If the content is on a large blogging site like WordPress or on a large forum, Google often tells us to go there and have the page taken down. These sites usually respond promptly.
Before you go cranking out DMCA at scale, if is a good idea to consult with a copyright attorney to learn about fair use or similar concepts in your country. There are many ways that someone can use your content without breaking copyright law. If you have someone taken down where fair use applies or where your claim to copyright can not be documented, they you could be on the receiving end of civil legal action.
Sometimes, more frequently than you think, we find our content on sites that should damn well know better than take our content. These have included law firms of all sizes, police departments, district attorneys, government regulatory agencies, government law enforcement, or simply the website of an honest and respectable company. In these cases we don't go to DMCA. These folks need education. So our attorney gets in touch with firm but friendly greetings. The culprit is often someone at their office who works on the website and took some shortcuts in content development. Also, their SEO or web developer grabbed our content, added it to the website and charged them for the content. These cases of content theft piss you off, but watching what happens can be entertaining.
ADDED: I forgot to address your main question. Can content theft and republication hurt your rankings? YES IT CAN. Some of the sites who steal content are powerful and can outrank you. In addition, you can lose long-tail traffic because your words on their page combine with other words on their page and outrank you in the long tail.

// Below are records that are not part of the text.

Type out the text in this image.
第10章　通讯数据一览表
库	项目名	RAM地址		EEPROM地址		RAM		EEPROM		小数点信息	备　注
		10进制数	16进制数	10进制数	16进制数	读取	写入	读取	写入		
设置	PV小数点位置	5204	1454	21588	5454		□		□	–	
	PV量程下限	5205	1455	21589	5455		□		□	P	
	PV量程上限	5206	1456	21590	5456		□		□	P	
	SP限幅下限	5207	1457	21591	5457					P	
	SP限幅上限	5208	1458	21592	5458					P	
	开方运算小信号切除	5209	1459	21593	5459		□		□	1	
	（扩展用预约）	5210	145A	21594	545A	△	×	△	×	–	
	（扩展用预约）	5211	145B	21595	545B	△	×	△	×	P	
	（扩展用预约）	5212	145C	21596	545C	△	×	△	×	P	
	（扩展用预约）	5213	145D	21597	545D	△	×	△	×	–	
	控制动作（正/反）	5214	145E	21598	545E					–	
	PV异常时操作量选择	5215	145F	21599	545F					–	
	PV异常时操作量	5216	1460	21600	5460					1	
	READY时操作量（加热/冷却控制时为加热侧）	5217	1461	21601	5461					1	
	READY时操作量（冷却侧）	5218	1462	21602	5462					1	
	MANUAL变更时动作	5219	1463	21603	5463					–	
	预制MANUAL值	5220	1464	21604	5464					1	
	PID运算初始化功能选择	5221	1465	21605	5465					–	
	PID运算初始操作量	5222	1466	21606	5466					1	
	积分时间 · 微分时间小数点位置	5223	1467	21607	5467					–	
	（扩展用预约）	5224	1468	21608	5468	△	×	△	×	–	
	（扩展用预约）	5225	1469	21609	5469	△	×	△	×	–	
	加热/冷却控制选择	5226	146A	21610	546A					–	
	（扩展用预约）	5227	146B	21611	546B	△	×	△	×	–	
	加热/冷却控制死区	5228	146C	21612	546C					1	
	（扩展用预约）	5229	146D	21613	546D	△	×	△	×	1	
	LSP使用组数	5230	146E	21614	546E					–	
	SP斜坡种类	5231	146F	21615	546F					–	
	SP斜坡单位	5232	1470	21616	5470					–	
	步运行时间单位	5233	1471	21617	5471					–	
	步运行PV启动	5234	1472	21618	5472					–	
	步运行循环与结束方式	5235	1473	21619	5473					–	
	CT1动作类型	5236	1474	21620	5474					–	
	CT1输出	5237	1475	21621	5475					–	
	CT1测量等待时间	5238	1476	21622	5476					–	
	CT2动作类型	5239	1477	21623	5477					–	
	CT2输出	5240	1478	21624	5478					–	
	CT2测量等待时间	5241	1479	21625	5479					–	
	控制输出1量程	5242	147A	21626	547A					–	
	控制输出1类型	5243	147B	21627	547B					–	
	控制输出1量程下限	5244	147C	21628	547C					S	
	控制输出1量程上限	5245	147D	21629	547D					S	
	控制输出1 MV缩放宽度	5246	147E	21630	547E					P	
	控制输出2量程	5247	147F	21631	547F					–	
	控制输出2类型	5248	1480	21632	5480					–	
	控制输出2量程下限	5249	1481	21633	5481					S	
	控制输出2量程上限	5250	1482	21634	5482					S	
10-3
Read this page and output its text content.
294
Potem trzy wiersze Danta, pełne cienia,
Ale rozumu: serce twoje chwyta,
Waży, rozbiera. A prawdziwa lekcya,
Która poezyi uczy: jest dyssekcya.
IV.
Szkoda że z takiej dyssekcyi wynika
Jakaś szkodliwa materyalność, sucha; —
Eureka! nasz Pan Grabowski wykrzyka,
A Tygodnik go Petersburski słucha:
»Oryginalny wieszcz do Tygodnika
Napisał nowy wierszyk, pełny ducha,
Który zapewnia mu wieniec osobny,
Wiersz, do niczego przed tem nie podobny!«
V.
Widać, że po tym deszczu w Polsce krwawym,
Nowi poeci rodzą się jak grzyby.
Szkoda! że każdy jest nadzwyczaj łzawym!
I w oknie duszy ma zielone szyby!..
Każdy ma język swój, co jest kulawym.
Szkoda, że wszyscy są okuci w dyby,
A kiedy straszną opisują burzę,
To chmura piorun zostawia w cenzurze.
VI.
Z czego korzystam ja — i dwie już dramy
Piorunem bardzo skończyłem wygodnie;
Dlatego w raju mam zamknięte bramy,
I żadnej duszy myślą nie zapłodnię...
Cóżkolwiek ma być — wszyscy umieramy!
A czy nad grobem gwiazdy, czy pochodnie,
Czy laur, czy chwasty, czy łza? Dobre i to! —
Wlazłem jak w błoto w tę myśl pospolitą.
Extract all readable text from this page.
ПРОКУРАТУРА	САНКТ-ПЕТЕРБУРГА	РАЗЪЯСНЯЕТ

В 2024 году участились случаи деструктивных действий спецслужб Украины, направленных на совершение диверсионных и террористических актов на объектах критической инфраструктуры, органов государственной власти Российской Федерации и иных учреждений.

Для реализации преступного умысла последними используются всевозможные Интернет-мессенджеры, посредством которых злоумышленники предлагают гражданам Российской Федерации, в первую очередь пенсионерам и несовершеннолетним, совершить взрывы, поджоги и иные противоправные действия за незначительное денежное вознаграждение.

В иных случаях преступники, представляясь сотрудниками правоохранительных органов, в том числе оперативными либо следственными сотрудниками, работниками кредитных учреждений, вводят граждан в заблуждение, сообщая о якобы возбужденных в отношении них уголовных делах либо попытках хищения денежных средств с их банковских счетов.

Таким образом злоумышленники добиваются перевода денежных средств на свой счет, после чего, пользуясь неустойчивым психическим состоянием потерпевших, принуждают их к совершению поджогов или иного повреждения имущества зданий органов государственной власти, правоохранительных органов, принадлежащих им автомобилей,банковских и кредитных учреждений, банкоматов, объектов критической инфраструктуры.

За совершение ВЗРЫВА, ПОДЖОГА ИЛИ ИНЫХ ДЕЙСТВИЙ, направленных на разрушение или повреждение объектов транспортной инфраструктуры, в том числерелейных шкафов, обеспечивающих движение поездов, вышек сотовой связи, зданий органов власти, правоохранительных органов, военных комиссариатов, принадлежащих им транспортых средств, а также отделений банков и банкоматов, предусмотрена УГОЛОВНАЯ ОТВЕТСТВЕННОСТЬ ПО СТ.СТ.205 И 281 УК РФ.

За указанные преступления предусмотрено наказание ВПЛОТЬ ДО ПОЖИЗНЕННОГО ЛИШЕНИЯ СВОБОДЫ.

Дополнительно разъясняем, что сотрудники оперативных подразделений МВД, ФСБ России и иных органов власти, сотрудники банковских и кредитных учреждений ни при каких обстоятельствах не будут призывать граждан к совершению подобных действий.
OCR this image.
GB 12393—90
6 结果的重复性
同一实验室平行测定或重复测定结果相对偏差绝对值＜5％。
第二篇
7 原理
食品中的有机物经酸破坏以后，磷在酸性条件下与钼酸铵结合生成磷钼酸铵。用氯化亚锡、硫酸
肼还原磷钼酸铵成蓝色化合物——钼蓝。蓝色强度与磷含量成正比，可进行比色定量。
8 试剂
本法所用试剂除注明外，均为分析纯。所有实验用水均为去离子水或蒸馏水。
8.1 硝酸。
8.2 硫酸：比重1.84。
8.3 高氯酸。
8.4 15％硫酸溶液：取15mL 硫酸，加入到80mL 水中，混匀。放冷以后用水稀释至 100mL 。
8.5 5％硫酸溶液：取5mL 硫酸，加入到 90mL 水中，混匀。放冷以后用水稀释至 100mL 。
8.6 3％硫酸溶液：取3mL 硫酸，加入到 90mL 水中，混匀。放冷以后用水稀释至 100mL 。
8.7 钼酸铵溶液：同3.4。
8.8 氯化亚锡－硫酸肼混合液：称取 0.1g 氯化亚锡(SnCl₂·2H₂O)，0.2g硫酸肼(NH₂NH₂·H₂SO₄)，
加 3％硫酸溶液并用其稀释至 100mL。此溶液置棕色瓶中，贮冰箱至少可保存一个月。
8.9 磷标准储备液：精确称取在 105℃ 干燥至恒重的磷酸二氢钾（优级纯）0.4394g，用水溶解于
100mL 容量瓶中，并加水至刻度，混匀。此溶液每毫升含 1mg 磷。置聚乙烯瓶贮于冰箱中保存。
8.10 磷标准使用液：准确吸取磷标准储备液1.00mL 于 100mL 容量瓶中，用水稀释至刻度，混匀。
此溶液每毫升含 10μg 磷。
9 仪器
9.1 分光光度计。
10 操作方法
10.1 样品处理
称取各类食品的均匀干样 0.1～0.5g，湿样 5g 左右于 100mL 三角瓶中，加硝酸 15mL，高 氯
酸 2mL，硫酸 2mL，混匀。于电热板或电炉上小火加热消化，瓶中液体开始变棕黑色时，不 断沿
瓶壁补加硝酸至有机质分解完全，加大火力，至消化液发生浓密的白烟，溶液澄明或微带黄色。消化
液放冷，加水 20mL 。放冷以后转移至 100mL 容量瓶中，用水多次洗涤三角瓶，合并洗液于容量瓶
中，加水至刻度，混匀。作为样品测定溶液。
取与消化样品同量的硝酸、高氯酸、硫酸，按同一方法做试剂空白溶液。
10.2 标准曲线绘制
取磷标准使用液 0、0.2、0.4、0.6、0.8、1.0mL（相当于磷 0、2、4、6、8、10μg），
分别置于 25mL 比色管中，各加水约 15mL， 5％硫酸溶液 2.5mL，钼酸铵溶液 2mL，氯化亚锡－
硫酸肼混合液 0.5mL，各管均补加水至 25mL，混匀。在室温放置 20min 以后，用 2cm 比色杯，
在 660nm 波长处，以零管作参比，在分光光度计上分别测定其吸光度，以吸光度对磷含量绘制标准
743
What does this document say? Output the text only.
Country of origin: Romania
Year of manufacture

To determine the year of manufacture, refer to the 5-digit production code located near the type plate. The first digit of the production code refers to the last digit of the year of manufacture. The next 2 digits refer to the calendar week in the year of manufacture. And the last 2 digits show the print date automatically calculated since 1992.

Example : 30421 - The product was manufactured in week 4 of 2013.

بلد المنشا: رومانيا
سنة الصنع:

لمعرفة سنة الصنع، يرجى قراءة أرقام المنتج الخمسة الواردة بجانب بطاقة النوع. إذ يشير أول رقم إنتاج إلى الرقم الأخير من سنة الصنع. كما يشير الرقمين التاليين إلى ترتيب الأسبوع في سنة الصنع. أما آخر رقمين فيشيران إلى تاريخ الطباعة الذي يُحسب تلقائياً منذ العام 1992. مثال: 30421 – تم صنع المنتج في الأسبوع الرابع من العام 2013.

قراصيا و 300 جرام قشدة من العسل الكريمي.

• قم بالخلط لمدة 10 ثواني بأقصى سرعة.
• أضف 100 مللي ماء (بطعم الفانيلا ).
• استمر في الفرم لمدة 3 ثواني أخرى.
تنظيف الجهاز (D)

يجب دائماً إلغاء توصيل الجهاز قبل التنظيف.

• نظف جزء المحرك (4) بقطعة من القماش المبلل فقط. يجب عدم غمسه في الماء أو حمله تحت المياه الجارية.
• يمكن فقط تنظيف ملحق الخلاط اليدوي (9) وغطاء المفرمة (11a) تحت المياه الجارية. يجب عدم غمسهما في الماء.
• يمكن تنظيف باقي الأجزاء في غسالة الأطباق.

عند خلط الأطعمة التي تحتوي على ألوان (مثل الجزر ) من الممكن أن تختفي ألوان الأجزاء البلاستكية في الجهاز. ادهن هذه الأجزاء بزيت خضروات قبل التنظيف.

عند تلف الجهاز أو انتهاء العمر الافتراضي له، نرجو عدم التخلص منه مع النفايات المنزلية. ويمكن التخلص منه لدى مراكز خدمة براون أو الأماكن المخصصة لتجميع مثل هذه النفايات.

If a lot of websites steal the same piece of content, Google can have trouble deciding who owns it - even if you have a reasonably powerful site and the content has been on your website for a decade. Google says that they are "good" at identifying the owner, but I don't agree. We had important pieces of content descend into supplemental search results after a lot of other sites had stolen it. It only emerged after we spent a lot of energy on DMCAs and direct legal notices.